Charlene accepted the photo, though unhappily. “Can’t you wait?” she asked Finn. “I don’t think we should split up just now.”
Sticking together was his rule. “Yeah, okay. I’ll text the others. We’ll meet at the ice cream place by the fountain. There are rest rooms near there.”
“Why meet? Why not just go home?” Charlene asked.
“The mission is over, so we’ve been given all the pieces,” Finn said. “We need to figure out what it means while it’s still fresh in our heads.”
“But those guys are out there buzzing around looking for us,” she said.
Finn already had his phone out and was sending a group text.
“Ice cream,” he said.
* * *
Maybeck was the last to reach the ice cream parlor. The other kids stood at the counter. The fireworks show continued, so they owned the place. Even so, they kept their voices low between greedy bites of mint chip, cookie dough, and royal fudge. If there was one thing the Keepers could agree on, it was eating vast amounts of ice cream.
Finn wasn’t sure the others noticed Jess sketching on a napkin as the discussion began with Maybeck’s heroic description of eluding the crash-test dummies.
“We need to figure out the Kim Possible mission,” Charlene said, still edgy.
Finn looked at her
differently now. He’d been to the bathroom, and he’d dragged Philby with him.

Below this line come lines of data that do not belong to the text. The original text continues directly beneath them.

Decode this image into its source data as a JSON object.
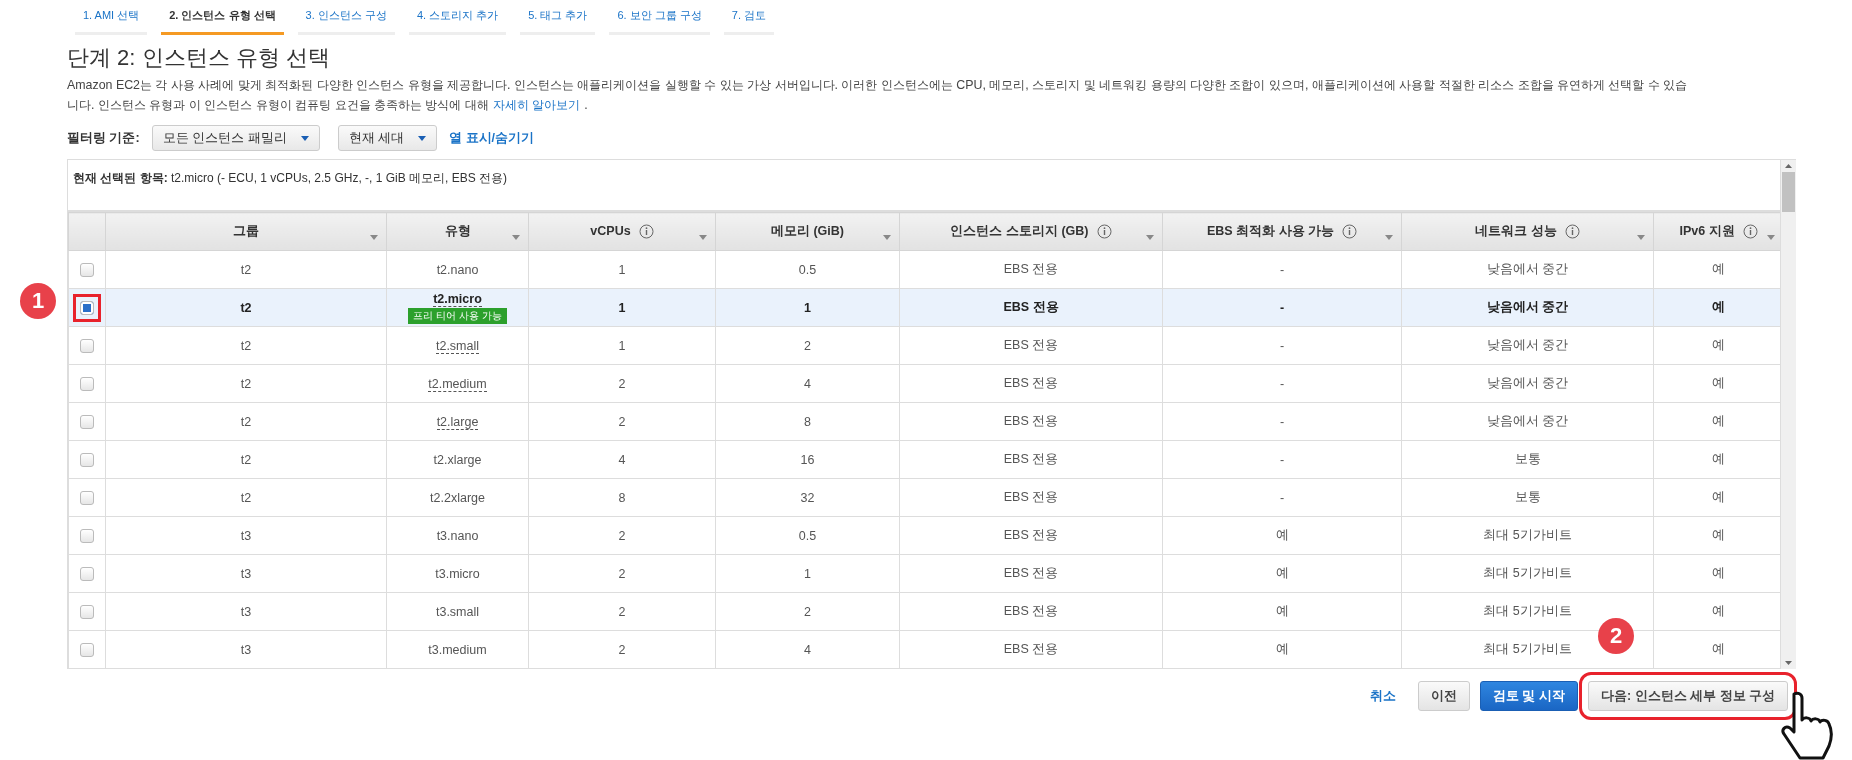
{
  "steps": [
    {
      "label": "1. AMI 선택",
      "selected": false
    },
    {
      "label": "2. 인스턴스 유형 선택",
      "selected": true
    },
    {
      "label": "3. 인스턴스 구성",
      "selected": false
    },
    {
      "label": "4. 스토리지 추가",
      "selected": false
    },
    {
      "label": "5. 태그 추가",
      "selected": false
    },
    {
      "label": "6. 보안 그룹 구성",
      "selected": false
    },
    {
      "label": "7. 검토",
      "selected": false
    }
  ],
  "title": "단계 2: 인스턴스 유형 선택",
  "description": {
    "line_1": "Amazon EC2는 각 사용 사례에 맞게 최적화된 다양한 인스턴스 유형을 제공합니다. 인스턴스는 애플리케이션을 실행할 수 있는 가상 서버입니다. 이러한 인스턴스에는 CPU, 메모리, 스토리지 및 네트워킹 용량의 다양한 조합이 있으며, 애플리케이션에 사용할 적절한 리소스 조합을 유연하게 선택할 수 있습",
    "line_2": "니다. 인스턴스 유형과 이 인스턴스 유형이 컴퓨팅 요건을 충족하는 방식에 대해",
    "link": "자세히 알아보기",
    "end": "."
  },
  "filter": {
    "label": "필터링 기준:",
    "family": "모든 인스턴스 패밀리",
    "generation": "현재 세대",
    "columns_link": "열 표시/숨기기"
  },
  "current_selection": {
    "label": "현재 선택된 항목:",
    "value": "t2.micro (- ECU, 1 vCPUs, 2.5 GHz, -, 1 GiB 메모리, EBS 전용)"
  },
  "table": {
    "columns": [
      {
        "label": "그룹",
        "info": false
      },
      {
        "label": "유형",
        "info": false
      },
      {
        "label": "vCPUs",
        "info": true
      },
      {
        "label": "메모리 (GiB)",
        "info": false
      },
      {
        "label": "인스턴스 스토리지 (GB)",
        "info": true
      },
      {
        "label": "EBS 최적화 사용 가능",
        "info": true
      },
      {
        "label": "네트워크 성능",
        "info": true
      },
      {
        "label": "IPv6 지원",
        "info": true
      }
    ],
    "rows": [
      {
        "selected": false,
        "cells": [
          "t2",
          "t2.nano",
          "1",
          "0.5",
          "EBS 전용",
          "-",
          "낮음에서 중간",
          "예"
        ],
        "dotted_type": false
      },
      {
        "selected": true,
        "cells": [
          "t2",
          "t2.micro",
          "1",
          "1",
          "EBS 전용",
          "-",
          "낮음에서 중간",
          "예"
        ],
        "dotted_type": true,
        "badge": "프리 티어 사용 가능"
      },
      {
        "selected": false,
        "cells": [
          "t2",
          "t2.small",
          "1",
          "2",
          "EBS 전용",
          "-",
          "낮음에서 중간",
          "예"
        ],
        "dotted_type": true
      },
      {
        "selected": false,
        "cells": [
          "t2",
          "t2.medium",
          "2",
          "4",
          "EBS 전용",
          "-",
          "낮음에서 중간",
          "예"
        ],
        "dotted_type": true
      },
      {
        "selected": false,
        "cells": [
          "t2",
          "t2.large",
          "2",
          "8",
          "EBS 전용",
          "-",
          "낮음에서 중간",
          "예"
        ],
        "dotted_type": true
      },
      {
        "selected": false,
        "cells": [
          "t2",
          "t2.xlarge",
          "4",
          "16",
          "EBS 전용",
          "-",
          "보통",
          "예"
        ],
        "dotted_type": false
      },
      {
        "selected": false,
        "cells": [
          "t2",
          "t2.2xlarge",
          "8",
          "32",
          "EBS 전용",
          "-",
          "보통",
          "예"
        ],
        "dotted_type": false
      },
      {
        "selected": false,
        "cells": [
          "t3",
          "t3.nano",
          "2",
          "0.5",
          "EBS 전용",
          "예",
          "최대 5기가비트",
          "예"
        ],
        "dotted_type": false
      },
      {
        "selected": false,
        "cells": [
          "t3",
          "t3.micro",
          "2",
          "1",
          "EBS 전용",
          "예",
          "최대 5기가비트",
          "예"
        ],
        "dotted_type": false
      },
      {
        "selected": false,
        "cells": [
          "t3",
          "t3.small",
          "2",
          "2",
          "EBS 전용",
          "예",
          "최대 5기가비트",
          "예"
        ],
        "dotted_type": false
      },
      {
        "selected": false,
        "cells": [
          "t3",
          "t3.medium",
          "2",
          "4",
          "EBS 전용",
          "예",
          "최대 5기가비트",
          "예"
        ],
        "dotted_type": false
      }
    ]
  },
  "buttons": [
    {
      "label": "취소",
      "kind": "link"
    },
    {
      "label": "이전",
      "kind": "default"
    },
    {
      "label": "검토 및 시작",
      "kind": "primary"
    },
    {
      "label": "다음: 인스턴스 세부 정보 구성",
      "kind": "highlighted"
    }
  ],
  "callouts": [
    "1",
    "2"
  ]
}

There he’d taken out the two photos and, for the first time, taken a good look at both.
“That’s Sally Ringwald,” Finn said, naming a girl who went to Winter Park. “And that’s—”
“Luowski,” said Philby, who knew about the bully.
“Talking to the Evil Queen.”
“I don’t recognize the second girl—maybe Maybeck or Charlene knows her. What’s the other photo?” Philby asked, for Finn had kept it tucked below the first.
“Who knows if we can trust these pictures?” Finn said.
“Are you going to show it to me or not?”
“I just think we have to keep open minds.”
“Come on! You know me.”
Finn peeled away the first photo revealing the second.
The photo was actually two images divided by a black line. Both black-and-white, they appeared to be freeze-frame photographs taken from a Security video. On the left, it showed Charlene entering a rest room—time and date stamped as the night before while they’d been in DisneyQuest; to the right, was the Evil Queen entering the same doorway.
“Twenty seconds later,” Philby said. “Charlene was still in there.”
“We don’t know that,” Finn said.
“Of course she was! Who can pee and wash her hands in less than twenty seconds? She obviously met with the Evil Queen, just like these other kids.” Philby looked back and forth between the various shots. “The question is not whether she saw the Queen; the question is why haven’t we been told about it?”
“We can’t jump to conclusions.”
“Who’s jumping?” Philby said. “Number one: she’s been acting weird. Do you deny that?”
“No,” Finn said, unhappily.
“Number two: she’s been asking a ton of questions, just like a spy would.”
“I know.”
“Number three. She volunteered to do the Kim Possible thing with you. Now, I’m not saying she doesn’t volunteer to do stuff with us, but when she does it’s always—I mean always—something physical. Something gymnastic or athletic. That’s her talent. It’s not to solve a mystery. That’s Willa’s turf.”